Function.prototype.method = function (name, func) {
this.prototype[name] = func;
return this;
};
This adds a public method to the Function.prototype, so all functions get it by Class Augmentation. It takes a name and a function, and adds them to a function's prototype object.
It returns this. When I write a method that doesn't need to return a value, I usually have it return this. It allows for a cascade-style of programming.
Next comes the inherits method, which indicates that one class inherits from another. It should be called after both classes are defined, but before the inheriting class's methods are added.
Function.method('inherits', function (parent) {
var d = 0, p = (this.prototype = new parent());
this.method('uber', function uber(name) {
var f, r, t = d, v = parent.prototype;
if (t) {
while (t) {
v = v.constructor.prototype;
t -= 1;
}
f = v[name];
} else {
f = p[name];
if (f == this[name]) {
f = v[name];
}
}
d += 1;
r = f.apply(this, Array.prototype.slice.apply(arguments, [1]));
d -= 1;
return r;
});
return this;
});
Again, we augment Function. We make an instance of the parent class and use it as the new prototype. We also correct the constructor field, and we add the uber method to the prototype as well.
The uber method looks for the named method in its own prototype. This is the function to invoke in the case of Parasitic Inheritance or Object Augmentation. If we are doing Classical Inheritance, then we need to find the function in the parent's prototype. The return statement uses the function's apply method to invoke the function, explicitly setting this and passing an array of parameters. The parameters (if any) are obtained from the arguments array. Unfortunately, the arguments array is not a true array, so we have to use apply again to invoke the array slice method.

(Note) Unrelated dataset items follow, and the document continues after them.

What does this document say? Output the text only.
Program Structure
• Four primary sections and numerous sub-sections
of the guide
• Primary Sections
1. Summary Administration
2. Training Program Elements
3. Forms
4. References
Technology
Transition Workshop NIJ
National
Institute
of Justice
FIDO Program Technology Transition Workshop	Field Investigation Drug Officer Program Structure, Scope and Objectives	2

Finally, the swiss method.
Function.method('swiss', function (parent) {
for (var i = 1; i < arguments.length; i += 1) {
var name = arguments[i];
this.prototype[name] = parent.prototype[name];
}
return this;
});
The swiss method loops through the arguments. For each name, it copies a member from the parent's prototype to the new class's prototype.
Conclusion
JavaScript can be used like a classical language, but it also has a level of expressiveness which is quite unique. We have looked at Classical Inheritance, Swiss Inheritance, Parasitic Inheritance, Class Augmentation, and Object Augmentation. This large set of code reuse patterns comes from a language which is considered smaller and simpler than Java.
Classical objects are hard. The only way to add a new member to a hard object is to create a new class. In JavaScript, objects are soft. A new member can be added to a soft object by simple assignment.
Because objects in JavaScript are so flexible, you will want to think differently about class hierarchies. Deep hierarchies are inappropriate. Shallow hierarchies are efficient and expressive.